【第4話:クズは三度、同じ顔をして戻ってくる】
グリムヴァルト邸での生活は、驚くほど快適だった。
用意された調香室は王宮並みの設備で、シグバルトは忙しい公務の合間を縫って、夕食だけは必ずエリカと共にした。
しかし、その平穏を壊す影が忍び寄る。
「エリカ嬢! こんなところにいたのか」
邸を訪れたのは、あのクロード王子だった。
隣国の元帥の元に「加齢臭令嬢」が囲われているという噂を聞きつけ、プライドを傷つけられた彼は、彼女を連れ戻しに来たのだ。
「あの時は若気の至りだった。私の婚約者候補に戻る名誉を与えてやろう」
前世で自分を殺した男の、あまりに身勝手な言葉。
エリカが冷たい怒りを覚え、口を開こうとしたその時。背後から冷徹な圧が応接間を満たした。

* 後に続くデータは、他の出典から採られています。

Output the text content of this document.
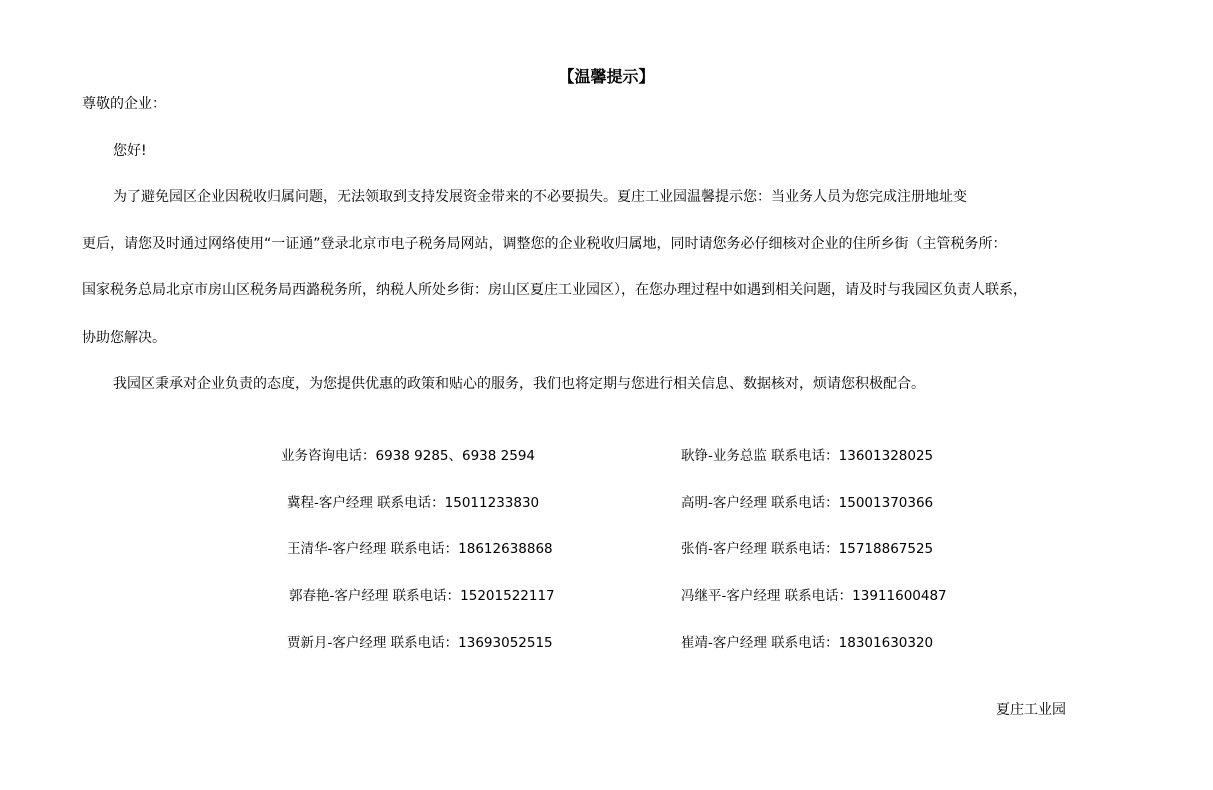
【温馨提示】
尊敬的企业：
您好!
为了避免园区企业因税收归属问题，无法领取到支持发展资金带来的不必要损失。夏庄工业园温馨提示您：当业务人员为您完成注册地址变
更后，请您及时通过网络使用“一证通”登录北京市电子税务局网站，调整您的企业税收归属地，同时请您务必仔细核对企业的住所乡街（主管税务所：
国家税务总局北京市房山区税务局西潞税务所，纳税人所处乡街：房山区夏庄工业园区），在您办理过程中如遇到相关问题，请及时与我园区负责人联系，
协助您解决。
我园区秉承对企业负责的态度，为您提供优惠的政策和贴心的服务，我们也将定期与您进行相关信息、数据核对，烦请您积极配合。
业务咨询电话：6938 9285、6938 2594
冀程-客户经理 联系电话：15011233830
王清华-客户经理 联系电话：18612638868
郭春艳-客户经理 联系电话：15201522117
贾新月-客户经理 联系电话：13693052515
耿铮-业务总监 联系电话：13601328025
高明-客户经理 联系电话：15001370366
张俏-客户经理 联系电话：15718867525
冯继平-客户经理 联系电话：13911600487
崔靖-客户经理 联系电话：18301630320
夏庄工业园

「……私の客人に、不快な提案をするのはやめていただこうか」
シグバルトだった。彼はエリカの肩を抱くようにして立ち、王子を見下ろした。
「グ、グリムヴァルト元帥……これは、彼女のためを思って……」
「彼女が望まないことは、私が許さない。お引き取りを。それとも、わが国との外交問題に発展させたいのか?」
シグバルトの冷徹な一言に、王子は顔を真っ青にして逃げ出した。
エリカはふう、と息を吐く。
「……過保護ですよ、シグバルト様」
「調香師への正当な配慮だと言っただろう」
シグバルトの横顔は、星明かりの下で少しだけ柔らかくなった。
「二度と、あんな男に触れさせはしない」
その言葉の重みに、エリカの胸がわずかに揺れた。